Real estate investing and transactions can be volatile at the best of times, so when flipping houses you not only need to look at the bottom line but how solid an offer and buyer are. Of course you want top dollar for homes you are flipping, but if the deal ends up falling apart in 60 days you are now back to square one and are likely incurring holding costs which are digging into your profits. What if it takes another 60 days or longer to sell then and all of the other interested buyers have evaporated? Smart real estate investing involves knowing where to limit risk. Sometimes it is wiser to get in and out of a deal quickly and onto the next one than to leave yourself open. When it comes to flipping houses this often means going for the cash offer, even if it is lower than the others on the table. There are just too many factors involved when a buyer needs conventional financing that you cannot control. So if you have a cash offer and a buyer that can close quickly, this is normally the best option.

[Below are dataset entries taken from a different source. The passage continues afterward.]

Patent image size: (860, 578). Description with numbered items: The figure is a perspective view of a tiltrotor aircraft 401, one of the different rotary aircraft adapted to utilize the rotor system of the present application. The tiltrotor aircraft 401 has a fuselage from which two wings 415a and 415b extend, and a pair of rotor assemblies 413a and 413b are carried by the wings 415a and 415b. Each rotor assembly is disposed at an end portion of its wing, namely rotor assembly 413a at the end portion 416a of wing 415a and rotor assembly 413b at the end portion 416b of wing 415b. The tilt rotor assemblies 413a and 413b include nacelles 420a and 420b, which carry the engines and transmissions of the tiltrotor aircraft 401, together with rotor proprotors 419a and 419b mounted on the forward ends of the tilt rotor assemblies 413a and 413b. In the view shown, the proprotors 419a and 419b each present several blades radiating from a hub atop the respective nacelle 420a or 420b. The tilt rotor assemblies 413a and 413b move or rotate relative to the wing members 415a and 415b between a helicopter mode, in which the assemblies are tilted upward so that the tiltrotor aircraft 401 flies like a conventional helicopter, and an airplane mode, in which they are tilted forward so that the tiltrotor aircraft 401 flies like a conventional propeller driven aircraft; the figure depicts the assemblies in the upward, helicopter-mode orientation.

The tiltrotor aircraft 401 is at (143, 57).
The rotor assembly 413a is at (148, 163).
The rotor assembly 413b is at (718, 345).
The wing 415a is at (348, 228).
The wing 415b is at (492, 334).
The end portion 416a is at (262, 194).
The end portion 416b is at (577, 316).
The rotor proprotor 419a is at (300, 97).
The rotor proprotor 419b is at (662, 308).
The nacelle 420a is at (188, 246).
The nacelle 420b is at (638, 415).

However you must also take into consideration other contract elements like contingencies and if the buyer is asking for credit for closing costs or has an opening to ask for repair credits. One little known tool that many involved in real estate investing are unaware of is the ‘Kick Out Clause’. Using this clause in your contract means that you can accept a low cash offer, but you can continue marketing the property and if you receive a higher offer before the closing you can kick out the buyers contract unless they are willing to match the price. You can even use this in the reverse when you make offers in order to get better deals as well.